Many people wonder if the extra cost of organic food is really worth it. Today's post will answer the following questions: Is organic food better? Is it really pesticide-free? Is organic food more nutritious?
In the USA:
- Products labeled “100% Organic” must contain only organically produced ingredients.
- Products labeled as “USDA organic” must contain at least 95 percent organic ingredients.
- Skip the label “Made with Organic Ingredients” which can contain anywhere between 70 to 95 percent organic ingredients.
The USDA organic seal verifies that organic crops are free from irradiation, sewage sludge, synthetic fertilizers, prohibited pesticides, and that genetically modified organisms were not used.
When it comes to livestock, the USDA organic seal verifies that producers met animal health and welfare standards, did not use antibiotics or growth hormones, used 100% organic feed, and provided animals with access to the outdoors. For more on labeling in the US see here.
In Canada, products must be at least 95 per cent organic to be labelled as “organic” or bear the “organic” logo. For more on Canadian labeling see here.
This means the product is free from :
- All materials and products produced from genetic engineering.
- Synthetic pesticides, wood preservatives or other prohibited pesticides.
- Fertilizer or composted plant and animal material that contains a prohibited substance.
- Sewage sludge, in any form, used as a soil amendment.
- Synthetic growth regulators.
- Synthetic allopathic veterinary drugs, including antibiotics and prohibited parasiticides.
- Synthetic processing substances, aids and ingredients, and food additives and processing aids including prohibited sulphates, nitrates and nitrites.
- Ionizing radiation and forms of irradiation on products destined for food.
- Equipment, packaging materials and storage containers or bins that contain a synthetic fungicide, preservative or fumigant.
- Cloned farm animals and their descendants.
Is organic food really pesticide-free?
Several US studies have found traces of synthetic pesticides on as much as 25 percent of organic foods. The Canadian Food Inspection Agency found that 10 percent of all Canadian produce, including organic, had pesticide residue.
According to a 2011 CBC News article (click here to read the full article):
- “Records released to CBC News by the Canadian Food Inspection Agency show 23.6 per cent of the 178 organic apples tested in 2009 and 2010 contained pesticide residue.”
- “data showed that the organic apples that were found to have pesticide residue contained an average of 0.03 parts per million (ppm) of the fungicide thiabendazole. Conventional apples contain an average of 0.4 ppm”
- “Matthew Holmes, executive director of the Canada Organic Trade Association, said pesticide contamination is likely occurring after harvest, largely during packing and processing.”
Also keep in mind that organic does not mean bacteria-free. I always wash my produce with a mixture of one parts vinegar to 2-3 parts water. I then give most produce a good scrub or give delicate produce a 5-10 minute soak.
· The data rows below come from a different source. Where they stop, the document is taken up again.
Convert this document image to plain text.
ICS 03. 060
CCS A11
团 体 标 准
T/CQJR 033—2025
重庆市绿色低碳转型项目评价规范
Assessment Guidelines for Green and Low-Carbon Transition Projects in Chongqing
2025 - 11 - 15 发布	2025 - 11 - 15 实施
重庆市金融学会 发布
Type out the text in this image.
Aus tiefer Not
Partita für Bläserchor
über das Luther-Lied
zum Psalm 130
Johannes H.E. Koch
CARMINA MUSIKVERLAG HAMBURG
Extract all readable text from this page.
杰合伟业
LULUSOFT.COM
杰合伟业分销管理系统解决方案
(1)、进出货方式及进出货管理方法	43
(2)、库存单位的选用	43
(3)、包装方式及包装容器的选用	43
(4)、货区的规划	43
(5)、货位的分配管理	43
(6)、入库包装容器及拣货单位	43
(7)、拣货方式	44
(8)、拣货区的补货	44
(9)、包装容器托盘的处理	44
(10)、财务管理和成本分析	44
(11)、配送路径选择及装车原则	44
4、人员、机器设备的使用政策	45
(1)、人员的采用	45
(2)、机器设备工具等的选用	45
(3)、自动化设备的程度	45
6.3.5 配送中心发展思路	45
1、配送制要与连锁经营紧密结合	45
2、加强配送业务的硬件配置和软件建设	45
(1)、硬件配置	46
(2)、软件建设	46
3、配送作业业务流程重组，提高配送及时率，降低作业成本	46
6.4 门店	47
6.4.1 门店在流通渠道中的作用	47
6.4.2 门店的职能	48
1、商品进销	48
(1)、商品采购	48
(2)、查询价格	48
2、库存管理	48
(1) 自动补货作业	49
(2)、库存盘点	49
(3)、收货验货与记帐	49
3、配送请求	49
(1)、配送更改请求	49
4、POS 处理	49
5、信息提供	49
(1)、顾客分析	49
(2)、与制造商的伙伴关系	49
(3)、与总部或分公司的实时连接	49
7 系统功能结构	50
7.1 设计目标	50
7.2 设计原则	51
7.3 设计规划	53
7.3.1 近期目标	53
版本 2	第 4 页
Rinse and dry. (For more on washing produce see here)
Is organic food more nutritious?
In September of 2012, a study by Stanford University, considered the most comprehensive to date, concluded that: “There isn’t much difference between organic and conventional foods, if you’re an adult and making a decision based solely on your health.”
Headlines and talk shows screamed that organic food is no better than conventional foods and that buying organic turns out to be a waste of money. But, what did this study truly reveal?
For their study, researchers analyzed a bunch of previous studies done on organic and conventional foods. This included 17 studies done on populations consuming organic and conventional diets, and 223 studies comparing either the nutrient levels or the contamination levels of organic and conventional products like fruits, vegetables, grains, meats, milk, poultry, and eggs.
Here’s my beef with this. There were no long-term studies included on people consuming organic versus conventionally produced food; studies ranged from two days to two years. Typically, people who eat organic do so for their long-term health.
When it comes to nutrients, the Stanford study concluded that there were no consistent differences in the vitamin content of organic products, and only one nutrient, phosphorus, was significantly higher in organic versus conventionally grown produce. There is some evidence that organic milk may contain significantly higher levels of omega-3 fatty acids. But basically researchers were unable to identify any specific fruits or vegetables for which organic appeared to be “healthier”.
However, researchers did find that:
- Organic produce had a 30 percent lower risk of pesticide contamination than conventional fruits and vegetables.
- Two studies of children consuming organic and conventional diets did find lower levels of pesticide residues in the urine of children on organic diets.
- Additionally, organic chicken and pork appeared to reduce exposure to antibiotic-resistant bacteria.